We all felt the effects of the relationship between climate change and water when temperatures topped 40°C for the first time in the UK and exacerbated drought conditions across the country. Britain has a love-hate relationship with the weather, and this is understandable when you consider the fact that having a moan about the temperature is a national pastime. “It’s chucking it down today. That is probably the end of summer now… I am glad that I got the washing in.” To make matter’s even more confusing, we are quick to complain about the heat when temperatures start to rise. Beyond the whinging, frolicking sunbathers, it is important to remember that the heatwaves we saw this year were not quite normal. Rainfall over the winter will not be enough to prevent drought conditions in some areas next year, and reservoir stocks continue to fall at all the sites the Environment Agency reports on (GOV.UK 2022).

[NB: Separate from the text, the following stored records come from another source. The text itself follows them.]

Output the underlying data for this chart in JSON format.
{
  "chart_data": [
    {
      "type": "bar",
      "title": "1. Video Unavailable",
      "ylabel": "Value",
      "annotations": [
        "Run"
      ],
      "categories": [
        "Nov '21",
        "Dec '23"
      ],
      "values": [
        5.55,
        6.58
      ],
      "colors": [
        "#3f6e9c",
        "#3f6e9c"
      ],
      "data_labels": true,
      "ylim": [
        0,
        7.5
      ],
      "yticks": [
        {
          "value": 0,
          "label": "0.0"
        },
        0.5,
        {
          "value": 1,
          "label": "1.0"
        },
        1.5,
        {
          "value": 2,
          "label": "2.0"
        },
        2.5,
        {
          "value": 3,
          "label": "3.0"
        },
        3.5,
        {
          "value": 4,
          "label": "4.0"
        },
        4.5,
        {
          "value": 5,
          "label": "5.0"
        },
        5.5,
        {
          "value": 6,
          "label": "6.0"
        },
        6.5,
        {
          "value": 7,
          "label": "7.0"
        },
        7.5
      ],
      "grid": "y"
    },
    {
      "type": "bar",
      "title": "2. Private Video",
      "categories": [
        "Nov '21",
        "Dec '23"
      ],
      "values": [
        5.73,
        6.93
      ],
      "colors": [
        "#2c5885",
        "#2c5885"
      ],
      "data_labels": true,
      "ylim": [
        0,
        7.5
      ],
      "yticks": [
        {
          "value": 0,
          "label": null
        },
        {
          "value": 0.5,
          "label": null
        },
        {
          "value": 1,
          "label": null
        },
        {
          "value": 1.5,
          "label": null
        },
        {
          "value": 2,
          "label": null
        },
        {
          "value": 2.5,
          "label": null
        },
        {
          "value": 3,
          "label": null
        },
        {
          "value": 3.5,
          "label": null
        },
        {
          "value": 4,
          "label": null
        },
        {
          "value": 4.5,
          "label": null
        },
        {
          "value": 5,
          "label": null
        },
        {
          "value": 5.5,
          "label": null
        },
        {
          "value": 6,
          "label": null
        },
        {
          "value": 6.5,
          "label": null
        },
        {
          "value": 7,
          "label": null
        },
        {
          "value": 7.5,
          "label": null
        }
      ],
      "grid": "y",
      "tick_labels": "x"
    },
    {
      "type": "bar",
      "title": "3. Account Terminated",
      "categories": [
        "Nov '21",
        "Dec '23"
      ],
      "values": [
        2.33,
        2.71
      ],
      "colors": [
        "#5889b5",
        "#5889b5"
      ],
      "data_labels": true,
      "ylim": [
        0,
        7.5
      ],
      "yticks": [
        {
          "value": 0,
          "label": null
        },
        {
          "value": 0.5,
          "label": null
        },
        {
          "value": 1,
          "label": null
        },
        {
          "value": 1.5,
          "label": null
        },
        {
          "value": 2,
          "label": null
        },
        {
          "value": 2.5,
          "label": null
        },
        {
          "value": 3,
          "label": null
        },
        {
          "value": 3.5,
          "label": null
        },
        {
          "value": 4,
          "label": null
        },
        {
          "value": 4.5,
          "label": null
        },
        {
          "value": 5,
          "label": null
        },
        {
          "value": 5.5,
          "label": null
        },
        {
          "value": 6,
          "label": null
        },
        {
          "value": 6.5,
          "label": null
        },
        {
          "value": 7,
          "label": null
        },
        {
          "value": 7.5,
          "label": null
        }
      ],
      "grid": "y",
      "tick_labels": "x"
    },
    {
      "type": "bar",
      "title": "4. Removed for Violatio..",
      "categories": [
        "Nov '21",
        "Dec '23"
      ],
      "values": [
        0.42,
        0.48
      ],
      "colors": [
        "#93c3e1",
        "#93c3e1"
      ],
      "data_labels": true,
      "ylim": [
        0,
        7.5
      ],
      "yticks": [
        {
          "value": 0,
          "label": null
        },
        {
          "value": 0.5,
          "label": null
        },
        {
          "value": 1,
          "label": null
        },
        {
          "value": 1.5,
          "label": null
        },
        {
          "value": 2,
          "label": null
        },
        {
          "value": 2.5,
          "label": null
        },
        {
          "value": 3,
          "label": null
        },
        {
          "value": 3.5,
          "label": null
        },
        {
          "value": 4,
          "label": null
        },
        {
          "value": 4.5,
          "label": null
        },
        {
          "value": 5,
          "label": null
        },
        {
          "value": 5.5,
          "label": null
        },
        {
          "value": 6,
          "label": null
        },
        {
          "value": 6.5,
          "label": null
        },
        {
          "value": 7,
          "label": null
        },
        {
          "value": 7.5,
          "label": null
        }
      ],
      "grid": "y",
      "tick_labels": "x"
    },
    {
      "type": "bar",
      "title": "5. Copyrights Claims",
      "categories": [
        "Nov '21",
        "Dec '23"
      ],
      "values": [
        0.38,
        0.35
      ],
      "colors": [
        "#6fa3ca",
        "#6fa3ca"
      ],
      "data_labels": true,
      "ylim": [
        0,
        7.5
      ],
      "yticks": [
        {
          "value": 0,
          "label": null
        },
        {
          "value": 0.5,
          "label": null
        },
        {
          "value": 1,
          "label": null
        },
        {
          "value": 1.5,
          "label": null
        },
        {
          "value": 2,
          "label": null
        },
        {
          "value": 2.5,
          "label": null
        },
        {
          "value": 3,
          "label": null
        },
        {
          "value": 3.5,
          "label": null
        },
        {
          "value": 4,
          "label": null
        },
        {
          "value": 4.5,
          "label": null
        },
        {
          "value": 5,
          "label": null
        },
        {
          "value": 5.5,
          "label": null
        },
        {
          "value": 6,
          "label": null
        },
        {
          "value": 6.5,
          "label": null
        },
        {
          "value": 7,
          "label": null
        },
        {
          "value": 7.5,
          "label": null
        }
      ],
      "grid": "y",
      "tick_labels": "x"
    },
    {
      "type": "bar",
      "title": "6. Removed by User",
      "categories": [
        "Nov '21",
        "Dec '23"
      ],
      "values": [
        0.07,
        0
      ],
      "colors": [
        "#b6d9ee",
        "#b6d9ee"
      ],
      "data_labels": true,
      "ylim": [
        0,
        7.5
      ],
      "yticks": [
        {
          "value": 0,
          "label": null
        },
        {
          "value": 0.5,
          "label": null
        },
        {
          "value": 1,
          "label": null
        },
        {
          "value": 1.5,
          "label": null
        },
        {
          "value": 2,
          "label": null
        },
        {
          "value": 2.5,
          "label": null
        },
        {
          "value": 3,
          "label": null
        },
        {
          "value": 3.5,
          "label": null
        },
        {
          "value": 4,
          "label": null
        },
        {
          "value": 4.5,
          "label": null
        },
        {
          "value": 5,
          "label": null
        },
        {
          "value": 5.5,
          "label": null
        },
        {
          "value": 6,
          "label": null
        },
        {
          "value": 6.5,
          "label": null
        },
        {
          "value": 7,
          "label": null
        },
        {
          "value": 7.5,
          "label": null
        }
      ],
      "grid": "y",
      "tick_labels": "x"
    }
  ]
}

Water cycle changes are emerging worldwide. Last year rain fell instead of snow on Greenland’s highest peak for the first time since records began (GEUS 2022). This year, the most severe flooding in Pakistan’s recent history have occurred, leaving 10 million children in need of lifesaving support (UNICEF 2022). All of this while millions in the horn of Africa are facing acute hunger as the region faces one of the worst droughts in recent decades (WHO 2022). Ninety percent of all natural disasters are water-related (Water Aid 2022). If we want to press the breaks on the road to the ‘climate hell’ that UN Secretary-General Guterres warned us about, we will need to stop sweeping water under the rug when it comes to the global climate agenda. Cue the first ever official water day at COP.

This year, COP27 has launched the Action on Water Adaptation and Resilience Initiative (AWARe). It aims to provide adaptation solutions for the people and the planet and will begin with the world’s most vulnerable areas and communities. Their main deliverables focus on reversing the loss of water from land surface, reducing the damage caused by floods and droughts by 50% by 2030 and to increase regional cooperation. On a similar agenda, the African Cities Water Adaptation fund (ACWA) has a crucial aim of obtaining $5billion in funding to implement projects in 100 African cities by 2032, by working with investment partners. With the majority of African cities at risk from water related climate issues, ACWA will help local leaders within these cities to improve knowledge of climate water risks and their associated socioeconomic impacts.

Despite being the first official Water Day, there was not much more on the water agenda for today. It seems to be the obvious point of discussion around climate change that did not quite make the centre stage at COP. And while we heard a great deal about the finance mechanisms being developed to fund water resilience solutions (ACWA) and the launch of a new initiative (AWARe), the voice of countries that withstand the worst of extreme weather has been notably absent. We were hoping to hear more about the problems fuelling this need for adaptation and resilience funding. More importantly, we wanted to hear what these countries thought the most effective solutions for the water scarcity, floods, and droughts they are facing are. More events focussing on this aspect of the climate induced water crisis could not have gone amiss. In the words of Rogier van den Berg, the Acting Global Director for WRI Ross Centre for Sustainable Cities, “Water is homeless, and it deserves a home”.